Amid the deep, cold black of space, the generation ship Hermes cruises her way toward finding a new home for humanity at Tau Ceti. Or, at least the thousand souls who are aboard her. Unusually, though, these are not the same thousand who left Earth centuries ago. Humanity figured out hibernation, but not cryogenics: its sleeping souls will age and die just as their predecessors on Earth did. A complex system of robotics and AI aboard the ship monitors the occupants and maintains the “stock”, recycling those who reach 70 and replacing them with newborns created artificially from the genes of the occupants.
But one of Hermes occupants is different: the Monitor, a person selected in their young adult days to serve as the ship’s hands, to do the work its robotic systems cannot quite manage. Orion is the sixth monitor of the Hermes’ life, having been effectively raised by “Dan”, the ship’s artificial intelligence: it was that intelligence that taught him to read, that educated him about the Hermes and its mission, of Earth-that-was’s fate. He has never felt a human touch other than his own, never heard another voice that was not the computer’s. And now, as he nears the age of 50, it is time for Orion to choose a successor and return to his own sleeping pod, where he knows in 20 years hence that same successor will supervised his own recycling — clearing the tube up for another newborn. And he….really doesn’t want to go.
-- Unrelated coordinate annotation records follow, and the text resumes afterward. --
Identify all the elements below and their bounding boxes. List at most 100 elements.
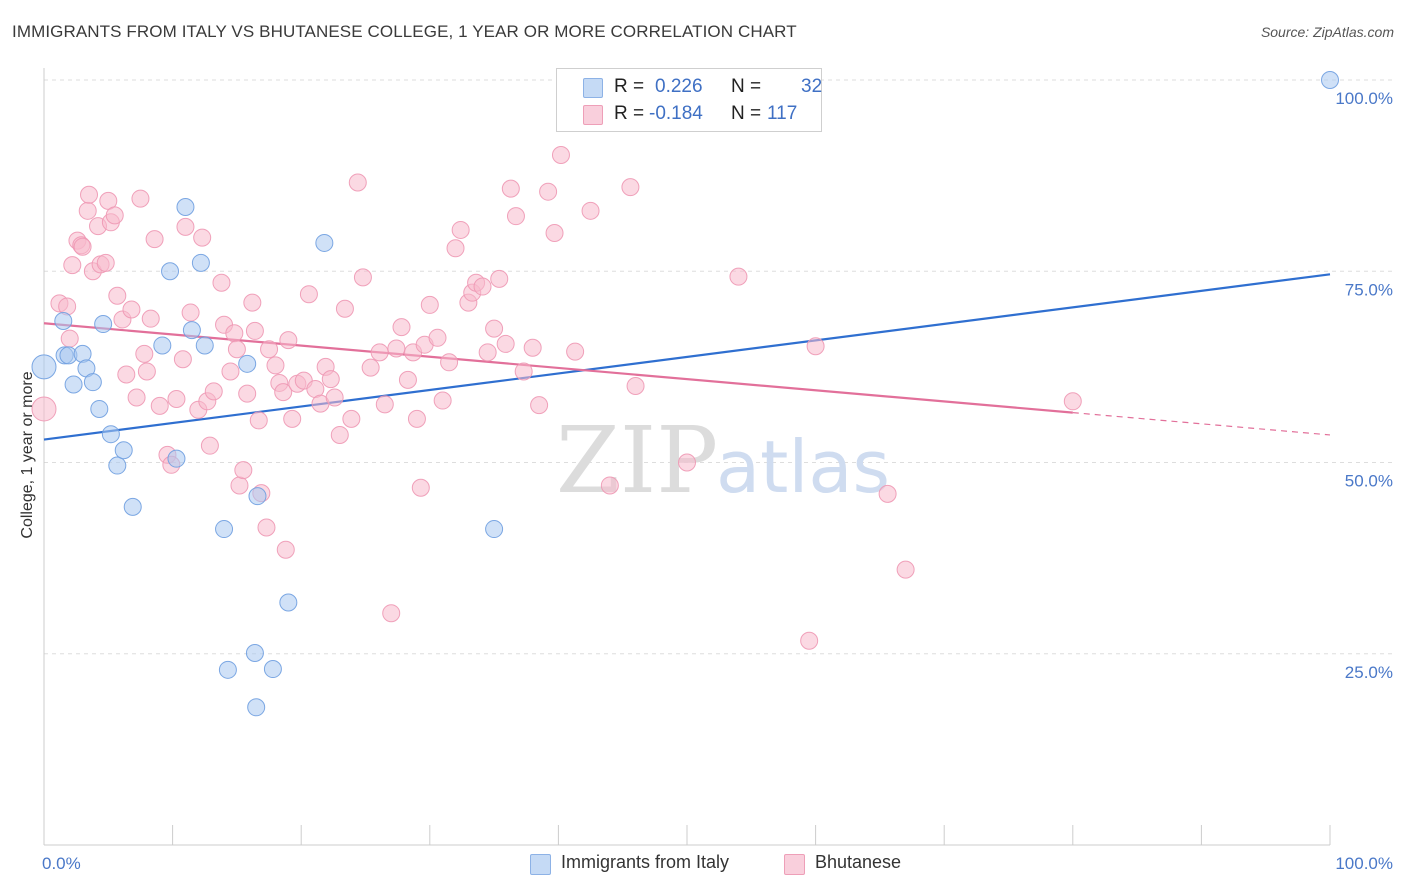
bhutanese-point — [387, 339, 406, 358]
bhutanese-point — [96, 253, 115, 272]
bhutanese-point — [398, 370, 417, 389]
trend-line-extension-1 — [1072, 412, 1331, 436]
bhutanese-point — [127, 388, 146, 407]
bhutanese-point — [131, 189, 150, 208]
bhutanese-point — [335, 299, 354, 318]
italy-point — [54, 311, 73, 330]
bhutanese-point — [176, 217, 195, 236]
bhutanese-point — [361, 358, 380, 377]
bhutanese-point — [348, 173, 367, 192]
bhutanese-point — [485, 319, 504, 338]
italy-point — [90, 399, 109, 418]
bhutanese-point — [181, 303, 200, 322]
watermark-atlas: atlas — [716, 425, 890, 509]
bhutanese-point — [428, 328, 447, 347]
italy-point — [315, 233, 334, 252]
bhutanese-point — [800, 631, 819, 650]
bottom-legend-swatch-bhutanese — [784, 854, 805, 875]
grid-lines — [44, 79, 1392, 655]
bhutanese-point — [407, 409, 426, 428]
tick-labels: 25.0% 50.0% 75.0% 100.0% 0.0% 100.0% — [42, 89, 1393, 873]
bhutanese-point — [80, 185, 99, 204]
bhutanese-point — [276, 540, 295, 559]
stats-legend: R = 0.226 N = 32 R = -0.184 N = 117 — [556, 68, 822, 132]
y-tick-label: 25.0% — [1345, 663, 1393, 682]
bhutanese-point — [122, 300, 141, 319]
watermark: ZIP atlas — [556, 407, 890, 514]
bhutanese-point — [266, 356, 285, 375]
bhutanese-point — [225, 324, 244, 343]
source-credit: Source: ZipAtlas.com — [1260, 24, 1394, 40]
bhutanese-point — [234, 461, 253, 480]
italy-point — [123, 497, 142, 516]
bhutanese-point — [530, 396, 549, 415]
bhutanese-point — [545, 224, 564, 242]
legend-n-label: N = — [731, 103, 762, 124]
italy-point — [247, 698, 266, 717]
y-tick-label: 100.0% — [1335, 89, 1393, 108]
italy-point — [279, 593, 298, 612]
bhutanese-point — [330, 425, 349, 444]
legend-row-italy: R = 0.226 N = 32 — [557, 74, 822, 100]
bhutanese-point — [204, 382, 223, 401]
legend-r-value: 0.226 — [655, 76, 703, 97]
bhutanese-point — [145, 230, 164, 249]
bhutanese-point — [370, 343, 389, 362]
bhutanese-point — [63, 256, 82, 275]
bhutanese-point — [382, 604, 401, 623]
bhutanese-point — [230, 476, 249, 495]
bhutanese-point — [249, 411, 268, 430]
italy-point — [248, 487, 267, 506]
legend-swatch-italy — [583, 78, 603, 98]
chart-title: IMMIGRANTS FROM ITALY VS BHUTANESE COLLE… — [12, 22, 797, 41]
bhutanese-point — [581, 201, 600, 220]
bhutanese-point — [274, 383, 293, 402]
bhutanese-point — [473, 277, 492, 296]
bhutanese-point — [451, 220, 470, 239]
italy-point — [218, 660, 237, 679]
bhutanese-point — [551, 145, 570, 164]
legend-swatch-bhutanese — [583, 105, 603, 125]
x-tick-label: 100.0% — [1335, 854, 1393, 873]
legend-n-value: 117 — [767, 103, 798, 124]
italy-point — [245, 643, 264, 662]
bhutanese-point — [420, 295, 439, 314]
bhutanese-point — [539, 182, 558, 201]
bhutanese-point — [621, 178, 640, 197]
bhutanese-point — [600, 476, 619, 495]
bhutanese-point — [60, 329, 79, 348]
bottom-legend-swatch-italy — [530, 854, 551, 875]
bhutanese-point — [238, 384, 257, 403]
bhutanese-point — [150, 396, 169, 415]
bhutanese-point — [446, 239, 465, 258]
bhutanese-point — [678, 453, 696, 472]
legend-r-value: -0.184 — [649, 103, 703, 124]
bhutanese-point — [78, 201, 97, 220]
x-tick-label: 0.0% — [42, 854, 81, 873]
bhutanese-point — [626, 377, 645, 395]
bhutanese-point — [141, 309, 160, 328]
bhutanese-point — [878, 484, 897, 503]
bhutanese-point — [105, 206, 124, 225]
italy-point — [238, 354, 257, 373]
italy-point — [161, 262, 180, 281]
italy-point — [101, 425, 120, 444]
bhutanese-point — [279, 331, 298, 350]
legend-r-label: R = — [614, 103, 645, 124]
bhutanese-point — [506, 207, 525, 226]
bhutanese-point — [501, 179, 520, 198]
italy-point — [94, 315, 113, 334]
bottom-legend-label-bhutanese: Bhutanese — [815, 852, 902, 872]
bhutanese-point — [325, 388, 344, 407]
bhutanese-point — [375, 395, 394, 414]
bhutanese-point — [729, 267, 748, 286]
bhutanese-point — [440, 353, 459, 372]
bhutanese-point — [566, 342, 585, 361]
bhutanese-point — [260, 340, 279, 359]
bhutanese-point — [806, 337, 825, 356]
italy-point — [263, 660, 282, 679]
axes — [43, 68, 1331, 846]
italy-point — [64, 375, 83, 394]
bhutanese-point — [173, 350, 192, 369]
bhutanese-point — [221, 362, 240, 381]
This Long Vigil is an interesting spin on the ‘generation ship’ trope, one that places an extraordinary psychological burden on its protagonist: not only are they tasked with helping dispose of old crewmembers, but when they chose their successor they do so knowing it’s the last thing they will ever do, as Monitor or anything else: Orion will retire to his pod and sleep for twenty years until his own life is terminated. This was powerful emotional drama for me, but one that was sabotaged to a degree by the strange setup aboard the Hermes. What on Earth-that-was will happen when the Hermes arrives? How will Dan and the successor-monitor turn 999 “babies” of differing ages into a human population fit to take over a world? Yes, they have all the world’s knowledge in their databanks, including art and song, but….there’s no “culture”, so to speak, no experience coping with emotions — no maturity born of trial and adversity, no character to these people. It’s a profoundly unsettling premise. Despite that, though, I couldn’t help but sympathize with Orion, especially in his yearning for human touch and desire to live and not merely exist and serve.
This is the first of what may become a series, of short story reviews. Seems a fun way to end the week on, and I might use it to spotlight indie fiction or even fan fiction.

What a weird premise…….. Why would anyone sign up to *sleep* for 70 years and then be disposed of? That doesn’t make a whole lot of sense to me……… [muses]
Well, Earth had been largely devastated by a meteor. I suppose they wanted to gamble on their genes making it, at least.
Couldn’t they have just donated eggs & sperm & stayed on Earth helping with the recovery? SO many questions…. [grin]
Possibly, but then we wouldn’t have a basis for an existentialist plot about finding something meaningful despite our mortal existences!